Drainage-based Acacia plantations on peat should not be eligible for certification under any environmental, social or economic sustainability standard.
Bas Tinhout, technical officer for climate-smart land use, Wetlands International
Bas Tinhout, technical officer for climate-smart land use, Wetlands International—which has been involved in the consultations for the roadmap—told Eco-Business that a major omission in the roadmap is the lack of adequate safeguards for peatlands.
About 60 per cent of APP’s plantations are on peat, which must be drained before Acacia—one of the main crops of the pulp and paper industry—can be planted.
Currently, the roadmap does not pay enough attention to peatland specific issues, said Tinhout.

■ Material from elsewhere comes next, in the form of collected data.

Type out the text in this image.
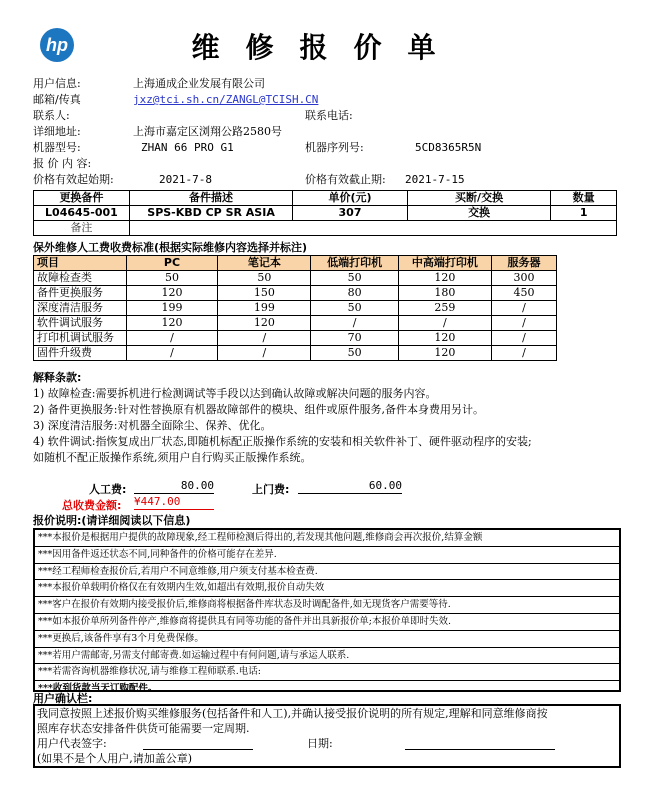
hp	维修报价单
用户信息:	上海通成企业发展有限公司
邮箱/传真	jxz@tci.sh.cn/ZANGL@TCISH.CN
联系人:	联系电话:
详细地址:	上海市嘉定区浏翔公路2580号
机器型号:	ZHAN 66 PRO G1	机器序列号:	5CD8365R5N
报 价 内 容:
价格有效起始期:	2021-7-8	价格有效截止期: 2021-7-15
更换备件	备件描述	单价(元)	买断/交换	数量
L04645-001	SPS-KBD CP SR ASIA	307	交换	1
备注				
保外维修人工费收费标准(根据实际维修内容选择并标注)
项目	PC	笔记本	低端打印机	中高端打印机	服务器
故障检查类	50	50	50	120	300
备件更换服务	120	150	80	180	450
深度清洁服务	199	199	50	259	/
软件调试服务	120	120	/	/	/
打印机调试服务	/	/	70	120	/
固件升级费	/	/	50	120	/
解释条款:
1) 故障检查:需要拆机进行检测调试等手段以达到确认故障或解决问题的服务内容。
2) 备件更换服务:针对性替换原有机器故障部件的模块、组件或原件服务,备件本身费用另计。
3) 深度清洁服务:对机器全面除尘、保养、优化。
4) 软件调试:指恢复成出厂状态,即随机标配正版操作系统的安装和相关软件补丁、硬件驱动程序的安装;
如随机不配正版操作系统,须用户自行购买正版操作系统。
人工费:	80.00	上门费:	60.00
总收费金额: ¥447.00
报价说明:(请详细阅读以下信息)
***本报价是根据用户提供的故障现象,经工程师检测后得出的,若发现其他问题,维修商会再次报价,结算金额
***因用备件返还状态不同,同种备件的价格可能存在差异.
***经工程师检查报价后,若用户不同意维修,用户须支付基本检查费.
***本报价单载明价格仅在有效期内生效,如超出有效期,报价自动失效
***客户在报价有效期内接受报价后,维修商将根据备件库状态及时调配备件,如无现货客户需要等待.
***如本报价单所列备件停产,维修商将提供具有同等功能的备件并出具新报价单;本报价单即时失效.
***更换后,该备件享有3个月免费保修。
***若用户需邮寄,另需支付邮寄费.如运输过程中有何问题,请与承运人联系.
***若需咨询机器维修状况,请与维修工程师联系.电话:
***收到货款当天订购配件。
用户确认栏:
我同意按照上述报价购买维修服务(包括备件和人工),并确认接受报价说明的所有规定,理解和同意维修商按
照库存状态安排备件供货可能需要一定周期.
用户代表签字:	日期:
(如果不是个人用户,请加盖公章)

Responding to this criticism, FSC told Eco-Business: “The issue of sustainable peatland management, including past degradation and future management, is a critical issue regarding the APP case with FSC and therefore is an important element of the roadmap to end disassociation.”
The FSC spokesperson continued: “The current version of the roadmap specifically engages APP to take responsibility in the conservation and restoration of HCV, including peat forests in Indonesia.”
However, Tinhout said that Wetlands International believes “that drainage-based Acacia plantations on peat should not be eligible for certification under any environmental, social or economic sustainability standard.”
Wetlands International, along with other NGOs, has previously released research showing that continuing plantation development on peat diminishes agricultural productivity. This is because of peatland subsidence—that is, when drained peat dries out and starts sinking—as well as flooding and social conflict.
More sustainable ways of managing peatland include planting species that can be grown on wet peat so that it does not need to be drained, or phasing out plantations on peat altogether.
Tinhout added that Wetlands was “very worried” that the roadmap has been conditionally approved by FSC despite the major ommission of peatland concerns.
He also shared a theory that FSC and APP were eager to accelerate the re-association process because FSC’s Controlled Wood standard is under revision. The current standard does not require sustainable peatland management, and if the new version of the criteria was to include this, there was a risk that the standards would be “unreachable” for APP, said Tinhout.
He said that as part of the “best management practices” FSC is asking APP to demonstrate, it needs to include requirements around plans to stop peatland subsidence, and a time-bound plan for phasing out drainage-based plantations on peat.
“For FSC, claiming to be a certifier for environmental, social and economic sustainability, it should be imperative to address this risk of losing land productivity on a large scale, as well as huge environmental damage and social impact in peatland-based plantations,” said Tinhout.